The Slow Death of an American City

New Orleans, one year out, remains largely unrebuilt. The lower-income areas, for example, seem to have stayed devastated. The negligence, corruption and indeed the criminality that have been associated with this tragedy have gone unanswered.

Judging by relevant reports I have come across, the massive levee failure that wrecked a home to millions, and a monument to our culture, was not only systemic but preventable. Eminently preventable.

No one person deserves sole blame for the entire chronicle of horror; rather, it is distributed among several actors, whose actions — and, crucially, inactions — magnified the scale of what Mother Nature wrought twelve months ago.

“Katrina,” not Hurricane Katrina, has become a political slogan, a rallying cry of the militant anti-Bush organizers, even “REMEMBER KATRINA!” — as if it were the Maine. But the event cannot be dissociated from the causal chain of events, and the context out of which they happened.

Yet the basic fact remains that our government failed the people of New Orleans, therefore all Americans; last year millions solemnly watched the city’s poor without means of escape packed into shelters, among the dead and scavenging for food. Last year we bore witness to the televised accounts of refugees in our own country.

The American people did a hell of a lot to help, immensely more than the government, which proved sickeningly dysfunctional.* The whole episode did indeed go a long way to show just how good and decent Americans are. In spite of it all, one year removed, an American city had been left to die.

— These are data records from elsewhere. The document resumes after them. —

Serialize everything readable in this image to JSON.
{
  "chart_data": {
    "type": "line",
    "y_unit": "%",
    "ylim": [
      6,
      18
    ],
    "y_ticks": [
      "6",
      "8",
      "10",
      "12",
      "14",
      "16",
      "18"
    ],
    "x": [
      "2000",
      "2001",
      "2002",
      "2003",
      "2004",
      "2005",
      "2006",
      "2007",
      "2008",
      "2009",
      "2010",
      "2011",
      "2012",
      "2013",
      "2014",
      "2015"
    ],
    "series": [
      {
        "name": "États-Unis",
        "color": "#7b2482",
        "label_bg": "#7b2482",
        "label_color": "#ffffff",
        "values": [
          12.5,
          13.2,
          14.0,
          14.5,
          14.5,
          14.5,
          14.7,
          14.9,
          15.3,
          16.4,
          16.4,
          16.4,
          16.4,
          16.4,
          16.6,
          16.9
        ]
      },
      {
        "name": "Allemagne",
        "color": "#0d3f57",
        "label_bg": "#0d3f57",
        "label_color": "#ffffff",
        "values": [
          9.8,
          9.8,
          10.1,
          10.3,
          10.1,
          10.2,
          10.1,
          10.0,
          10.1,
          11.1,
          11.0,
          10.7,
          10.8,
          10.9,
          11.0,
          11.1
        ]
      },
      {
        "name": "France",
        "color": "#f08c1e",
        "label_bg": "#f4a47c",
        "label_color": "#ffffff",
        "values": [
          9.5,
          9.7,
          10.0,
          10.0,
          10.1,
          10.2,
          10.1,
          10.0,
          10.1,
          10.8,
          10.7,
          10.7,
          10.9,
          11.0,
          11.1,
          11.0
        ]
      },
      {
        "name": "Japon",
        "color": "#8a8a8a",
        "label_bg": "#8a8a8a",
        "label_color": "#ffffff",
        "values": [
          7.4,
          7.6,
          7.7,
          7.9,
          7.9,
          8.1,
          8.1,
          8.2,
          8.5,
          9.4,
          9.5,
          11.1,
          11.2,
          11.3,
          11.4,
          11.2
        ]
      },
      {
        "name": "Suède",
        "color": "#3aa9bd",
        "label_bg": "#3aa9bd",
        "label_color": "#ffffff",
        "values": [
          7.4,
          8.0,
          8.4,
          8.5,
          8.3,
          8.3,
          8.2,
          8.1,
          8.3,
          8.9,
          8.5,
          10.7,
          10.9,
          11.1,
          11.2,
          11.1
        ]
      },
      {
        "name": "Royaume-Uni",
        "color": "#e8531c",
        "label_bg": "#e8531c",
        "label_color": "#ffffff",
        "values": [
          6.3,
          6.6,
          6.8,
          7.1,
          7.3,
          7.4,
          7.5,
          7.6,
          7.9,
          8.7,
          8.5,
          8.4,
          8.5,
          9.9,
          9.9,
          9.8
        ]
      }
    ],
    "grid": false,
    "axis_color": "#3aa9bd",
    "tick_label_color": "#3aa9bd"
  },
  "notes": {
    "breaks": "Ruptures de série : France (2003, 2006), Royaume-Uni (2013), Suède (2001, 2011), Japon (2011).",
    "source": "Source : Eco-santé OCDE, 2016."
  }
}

Rebuild; Restore; Renew. That is the way, and that is the hope. No idea when it will happen, but until it does this will be a shame on our national conscience, for which someday we will eventually forgive. But not forget. May a dead city be reborn.

(Note: Do not know why I am feeling so personally affected here, as the above words suggest. But then I think about, as I have before, my father’s ancestors who came to Louisiana from Sicily and the Old Country back in the 1820s; and of my distant relatives living in Baton Rouge, thankfully far from the brunt of the damage. Never got to meet ‘em, though.)

An ugly myth has apparently circulated for awhile, in which the dastardly Army Corps of Engineers purposefully flooded the black Lower Ninth Ward, among other tall tales; I think that mirrors the story about the Maine’s sinking at the dastardly hands of wicked Spainards.

*Indeed the New York Times described the inaptly named Federal Emergency Management Agency (FEMA) as “an international symbol of dysfunction and incompetence,” and since the Katrina disaster “little has fundamentally changed” within its bureaucratic structure.

UPDATE: CNN reports, “Nationally, 67 percent of Americans disapprove of Bush’s handling of the Katrina disaster, according to an AP-Ipsos poll earlier this month.” This seems to match past poll results ever since the very beginning of the crisis. It adds, “The death toll in Louisiana from Katrina is close to 1,600, including nearly 300 who died in other states after fleeing from the hurricane” (Aug. 29, 2006). If I may, on top of the 2,600 brave souls who have perished in Iraq, the criminality and negligence of our government has topped bin Laden’s murder of 3,000 of our people by over one-third, whose fifth-year anniversary arrives soon.